Whilst many campsites are opting to remain closed until May 17, others are taking advantage of the relaxed restrictions to welcome customers once again.
Broadhembury Holiday Park, in Kingsnorth, near Ashford, is welcoming 10 groups of people onto their site from next week.
And both the May half term week and the first week of the summer holiday in July are already completely full.
Owner Sally Stone said she has had to create a rota for next week's campers to use the shower facilities, so each cubicle can be thoroughly cleaned in between uses.
She said: "A lot of parks like the Motorhome Club decided they're all just staying shut until May 17, and I get that because it is a big headache, and if you've got a managed park it might be tricky for staff to get their heads around it.
"For me I was just desperate to welcome the campers back, we had a lot of bookings I didn't want to turn down."
Last summer was one of the busiest ever periods in the history of the holiday park.
When lockdown restrictions ended on July 4, campsites across Kent were hit with a slew of last-minute bookings for the school holidays.
Sally said: "Last year was unprecedented. For me, as a park owner, what really struck me was how much we were saying 'no' to people - 'no' we couldn't take them' and 'no we're full'."
Specialist store WM Camping, in Herne Bay, had an 80% increase in camping and tent sales last summer.
Other campsites, such as Welsummer Camping in Harrietsham, near Maidstone, reported an increase in first-time campers who decided to pitch up when it became clear holidays abroad were not on the cards.
But Sally said this summer is more difficult to predict.
In light of the relaxing restrictions, she expected to already see a lot more customers than usual booking slots over the summer holidays.
But the park owner believes the slow uptake could be a result of the shifting restrictions that have defined the past six months of life in the UK.
She said: "I do think people are becoming increasingly nervous about booking, and to be honest with you I'm not surprised after everything that has happened last year.
"When everything opened on July 4, 2020, I think there was a feeling of 'this is it, we're never going back into lockdown and it's all over'."
Following the last-minute cancellation of Christmas and the long third lockdown, Sally believes people might not be ready to commit to handing their hard-earned cash over to something which could end up cancelled if the roadmap out of lockdown shifts.
But if - as she predicts - thousands of holiday-makers wait until all restrictions are fully lifted to plan their getaway, there could be an explosion of booking chaos right at the last minute.
She said: "I think it is going to be a case of the early bird catches the worm - those that have the confidence to book now are much more likely to get their holidays.
"For a large percentage of people it's just going to be too late, because some will have had confidence in the industry to book."
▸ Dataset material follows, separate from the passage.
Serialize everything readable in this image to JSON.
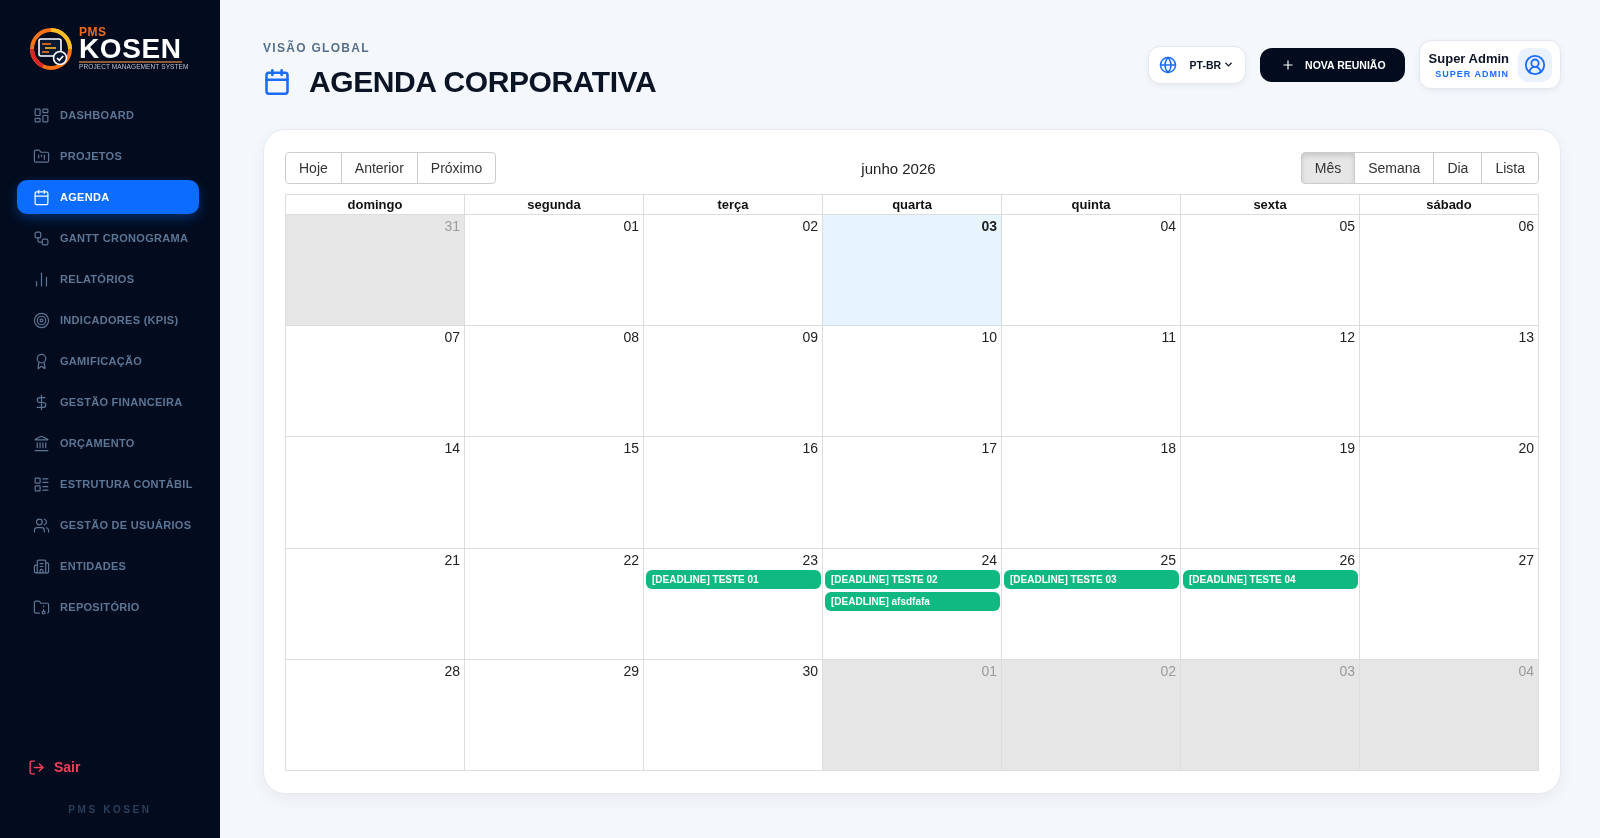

Like many hospitality businesses, Broadhembury Holiday Park is offering reassurances to boost people's confidence in booking regardless of the current phase of the lockdown roadmap.
Sally said: "We've said all along our Covid promise to people is if you can't come due to a government restriction, you can either move dates, have a credit note or your money back.
"I haven't heard any horror stories of people not getting their money back due to Covid, though I'm sure there has been.
"But we're wanting to preserve out customers for the future, because whatever happens at some stage we will come out of this.
"So to not give money back is so short sighted - it's just what you need to do."